Court Opinion

ID: 5964097
Source: CourtListenerOpinion
Date Created: 2022-01-13 07:09:41.547456+00
Date Added: 2024-06-11T08:48:13.948820
License: Public Domain

Mikoll, J. P.
(dissenting). We respectfully dissent. Plaintiff has made a prima facie showing that defendant, who had contracted with Ellis Hospital to provide maintenance ser*641vices, failed to maintain a wall-mounted oscillating fan which disattached from the wall and fell on plaintiffs head, injuring her. Plaintiff was a nurse tending a patient when injured. Plaintiff has raised a question of fact regarding defendant’s negligence, the resolution of which was for the jury.
The evidence presented demonstrates that the hospital had a plan for inspecting fans, that defendant, who undertook maintenance services for the hospital, discontinued such inspection, that the fan in question vibrated, that the vibration caused the fan to loosen, that the fan disattached from the wall, fell and injured plaintiff.
The duty of reasonable care in the performance of a contract is not always owed solely to parties to the contract but may inure to the benefit of third parties (Dickerhof v Port Auth., 174 AD2d 506, 507). The relevant inquiry here is not whether plaintiff should be afforded third-party beneficiary status but, rather, whether plaintiff is a "foreseeable” plaintiff (see, Wells v Finnegan, 177 AD2d 893, 894). In cases alleging negligent maintenance by a party other than the owner of the property, this court has generally found that such inquiry entails policy considerations and has declined to impose tort liability against parties other than the owners of the property on which a plaintiff was injured (see, Raffa v Stilloe Roofing & Siding, 182 AD2d 901, 902; Bourk v National Cleaning, 174 AD2d 827, lv denied 78 NY2d 858).

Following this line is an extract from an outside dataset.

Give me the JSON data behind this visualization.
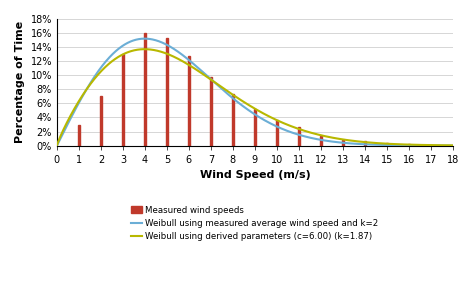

In Eaves Brooks Costume Co. v Y.B.H. Realty Corp. (76 NY2d 220) the Court of Appeals, in abjuring responsibility of a promisor for damage caused to a third-party beneficiary resulting from a violation of a contract obligation to the property owner, pointed to the fact that the plaintiff was not precluded from seeking relief from the building’s owners. Unlike Eaves Brooks, this plaintiff is relegated to a limited recovery under workers’ compensation benefits because plaintiff is an employee of the hospital. The policy consideration against extending recovery to one other than the contract beneficiary is nonexistent here. The Court in Eaves Brooks went on to indicate that the proper inquiry is whether the defendant has assumed a duty to exercise reasonable care to prevent harm to the plaintiff. We conclude that defendant did assume such a duty to plaintiff in this case.
In Moch Co. v Rensselaer Water Co. (247 NY 160, 167) the Court of Appeals noted that "[i]f conduct has gone forward to such a stage that inaction would commonly result, not negatively merely in withholding a benefit, but positively or actively in working an injury, there exists a relation out of *642which arises a duty to go forward”. We conclude that defendant owed a duty to plaintiff and is therefore responsible in tort for its negligence. The jury properly resolved the issue against defendant. The judgment should therefore be affirmed.